Soft Boiled

Ballistic may remind you of John Woo, without the coherence.

Ballistic: Ecks Vs. Sever
September is supposed to be when the teen-demographic action films give way to "classier" stuff, but now we have Ballistic: Ecks Vs. Sever arriving in theaters just in time to beat out Jackie Chan's The Tuxedo and two Luc Besson-produced action films.

Ballistic: Ecks Vs. Sever moves a lot more gracefully than its title does, though its plot isn't always clear. The story goes something like this: The imperious intelligence agency boss Gant (Gregg Henry) has his thugs grab his young son, Michael, from his wife, Rayne (Talisa Soto), for reasons that start out unclear and never get all that much clearer. Within moments, the boy is kidnapped again, this time by a ruthless, hooded killing machine, whom we soon learn to be Sever (Lucy Liu), a disaffected agent. Martin (Miguel Sandoval), a bureaucrat from a different agency, bullies Ecks (Antonio Banderas) into recovering the boy. Ecks is a former operative who has been on the skids for seven years, ever since his wife was apparently killed. He isn't interested until Martin explains that Ecks's wife is actually still alive and that Sever knows where she is.
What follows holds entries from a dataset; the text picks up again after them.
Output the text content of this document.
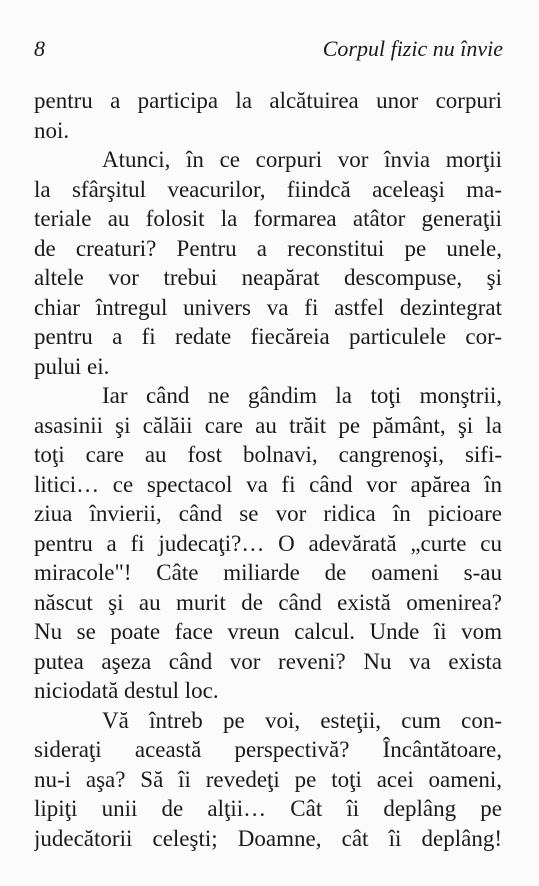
8	Corpul fizic nu învie
pentru a participa la alcătuirea unor corpuri
noi.
Atunci, în ce corpuri vor învia morţii
la sfârşitul veacurilor, fiindcă aceleaşi ma-
teriale au folosit la formarea atâtor generaţii
de creaturi? Pentru a reconstitui pe unele,
altele vor trebui neapărat descompuse, şi
chiar întregul univers va fi astfel dezintegrat
pentru a fi redate fiecăreia particulele cor-
pului ei.
Iar când ne gândim la toţi monştrii,
asasinii şi călăii care au trăit pe pământ, şi la
toţi care au fost bolnavi, cangrenoşi, sifi-
litici… ce spectacol va fi când vor apărea în
ziua învierii, când se vor ridica în picioare
pentru a fi judecaţi?… O adevărată „curte cu
miracole"! Câte miliarde de oameni s-au
născut şi au murit de când există omenirea?
Nu se poate face vreun calcul. Unde îi vom
putea aşeza când vor reveni? Nu va exista
niciodată destul loc.
Vă întreb pe voi, esteţii, cum con-
sideraţi această perspectivă? Încântătoare,
nu-i aşa? Să îi revedeţi pe toţi acei oameni,
lipiţi unii de alţii… Cât îi deplâng pe
judecătorii celeşti; Doamne, cât îi deplâng!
So Sever is being tracked by both Ecks and Gant's men. Luckily she is tougher and more violent than all of them put together, dispatching dozens of trained law-enforcement personnel and secret agents without breaking either stride or a sweat. By the midpoint, all sorts of hugely implausible twists are revealed, leading to a realignment of loyalties that we won't give away but can be predicted by anyone who can read between the lines.

Thai filmmaker Wych Kaosayananda has understandably shortened his name to Kaos. Highly acclaimed in his native country, he has studied the John Woo playbook carefully, with lots of slow motion and spectacular shootouts and explosions, but without the remarkable cutting that is a key part of Woo's work. There are several elements lifted so directly from Woo's Hard Boiled that they have to be considered homage (rather than theft, one hopes) more than mere influence.

The plot can be really tough to follow, in part because Banderas's accent, rarely a problem in recent years, is surprisingly hard to understand at crucial moments, and partly because it's tough to keep track of just who's working for whom . . . and why . . . and even where: For once, Vancouver is used not as a cheaper stand-in for some American city, but as itself. The notion that Gant is the head of some secret "shadow government" brings guffaws: a Canadian shadow government?

In fact, the suspect press notes tell us that these people are all working for the U.S. government, that Ecks is former FBI, and Gant runs the apparently real Defense Intelligence Agency, which makes one wonder why they're running around destroying downtown Vancouver.

In addition to the plot problems, Ballistic suffers from what might be called XXX disease: that is, Ecks survives such insane physical abuse so early in the film that it verges on the supernatural, removing any possibility of jeopardy and suspense. Not that action fans will necessarily care: Kaos and his stunt people have contrived some very clever shtick and executed it with dazzling visuals.